Nami's hands moved from his face to his chest, pressing flat against his heart. Feeling it beat. Counting the rhythm. "Don't ever do that again."

He looked at her. Her face was still wet. Her eyes were still red. Her hands were shaking. But she was here. They were all here. His crew. His family. The people he'd fought for, bled for, almost died for.

"I'm not making any promises," he said.

She hit him. Her fist connected with his shoulder, the purple one, the one that was bruised from elbow to shoulder. He yelped. She hit him again. "You idiot. You complete and utter idiot."

"Ow. Ow. Nami, that hurts."

"GOOD."

Sanji was wrapping bandages around his arm, tight, professional. "You need to rest. Real rest. No training. No fighting. No stretching across the sky to catch up to a moving ship."

"That was pretty cool though."

"It was insane."

"It was both," Zoro said. His arms were crossed, his back against the mast, his eyes on the horizon. "Cool and insane. That's what we're signing up for."

Luffy looked at his first mate. At the swordsman who had followed him from Shells Town, who had fought Mihawk, who had gotten new swords in Loguetown, who had found something that looked like Kuina and maybe, just maybe, let himself want something new. "I hit a Logia, Zoro. I hit a man made of smoke."

Zoro's eyes met his. "I know."

"Haki works. It really works. We can learn it. Both of us. All of us."

Zoro nodded slowly. "We'll get there."

The ship was moving. The wind was filling the sails. The harbor was gone, the town was gone, the island was shrinking behind them. Ahead was open water. Ahead was the Grand Line.

Nami was still pressed against him, her hand on his chest, her face buried in his shoulder. He could feel her crying. He didn't say anything. He just let her.

Sanji finished the bandages and sat back. "You're going to be sore for a week."

"I'm sore now."

"That's the beginning."

Usopp was finally smiling, the fear fading from his face, something like hope taking its place. "We're really going to the Grand Line. We're really doing this."

Johnny and Yosaku whooped, the sound echoing across the deck, and Sanji was laughing, and Usopp was telling some story about how he'd almost single-handedly saved the ship from Buggy's fleet, and Zoro was rolling his eyes, and Nami was holding on.

Luffy lay on the deck, his crew around him, his ship beneath him, his future ahead of him. His body was broken. His ribs were cracked. His arm was purple. His throat was bruised. He had almost died. He had almost lost. He had flown across the sky on rubber arms and crashed into his own ship.

He was smiling.

"Hey, Nami."

She lifted her head. Her face was a mess. Her eyes were red. Her cheeks were wet. Her nose was running. She was the most beautiful thing he'd ever seen.

"Yeah?"

"How long until we reach the Grand Line?"

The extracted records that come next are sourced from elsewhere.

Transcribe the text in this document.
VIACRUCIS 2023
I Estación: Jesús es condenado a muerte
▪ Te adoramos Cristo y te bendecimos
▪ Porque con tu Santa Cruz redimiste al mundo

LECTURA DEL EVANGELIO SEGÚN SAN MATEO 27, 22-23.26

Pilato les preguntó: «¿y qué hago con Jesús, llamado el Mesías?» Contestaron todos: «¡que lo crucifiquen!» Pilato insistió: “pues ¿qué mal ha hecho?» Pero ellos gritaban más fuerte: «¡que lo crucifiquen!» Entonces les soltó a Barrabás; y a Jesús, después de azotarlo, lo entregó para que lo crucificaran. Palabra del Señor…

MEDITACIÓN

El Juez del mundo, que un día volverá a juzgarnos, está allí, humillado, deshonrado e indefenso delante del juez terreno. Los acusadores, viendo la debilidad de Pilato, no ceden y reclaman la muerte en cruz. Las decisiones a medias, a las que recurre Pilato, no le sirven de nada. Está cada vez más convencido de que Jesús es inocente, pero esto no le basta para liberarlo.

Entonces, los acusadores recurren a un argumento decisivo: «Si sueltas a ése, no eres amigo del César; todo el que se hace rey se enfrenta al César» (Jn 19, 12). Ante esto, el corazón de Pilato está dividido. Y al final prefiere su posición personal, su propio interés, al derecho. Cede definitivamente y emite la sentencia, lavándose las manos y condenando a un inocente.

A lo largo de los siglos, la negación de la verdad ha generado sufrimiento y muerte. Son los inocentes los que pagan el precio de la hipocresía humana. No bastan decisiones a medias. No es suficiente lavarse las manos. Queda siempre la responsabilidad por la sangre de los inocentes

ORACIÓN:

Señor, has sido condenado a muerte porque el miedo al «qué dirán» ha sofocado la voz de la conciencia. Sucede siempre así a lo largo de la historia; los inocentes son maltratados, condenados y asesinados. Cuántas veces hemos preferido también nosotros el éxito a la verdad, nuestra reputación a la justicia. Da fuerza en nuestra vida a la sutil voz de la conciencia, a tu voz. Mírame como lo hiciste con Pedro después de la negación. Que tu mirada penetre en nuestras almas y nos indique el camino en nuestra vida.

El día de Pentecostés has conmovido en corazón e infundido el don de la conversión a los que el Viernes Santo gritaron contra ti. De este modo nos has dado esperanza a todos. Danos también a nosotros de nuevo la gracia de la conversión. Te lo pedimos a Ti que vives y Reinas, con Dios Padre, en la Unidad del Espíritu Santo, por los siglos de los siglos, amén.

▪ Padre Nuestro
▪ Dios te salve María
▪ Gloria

She stared at him. Then she laughed. It was wet and broken and perfect. "You're bleeding on the deck."

"That's not an answer."

"A few days. Maybe less if the wind holds."

Luffy's smile widened. He looked up at the sky, at the stars spreading across the darkness, at the path they would follow, the sea they would cross, the adventures waiting for them.

"A few days," he said.

"Until the Grand Line."

He closed his eyes, and he let the ship carry him forward.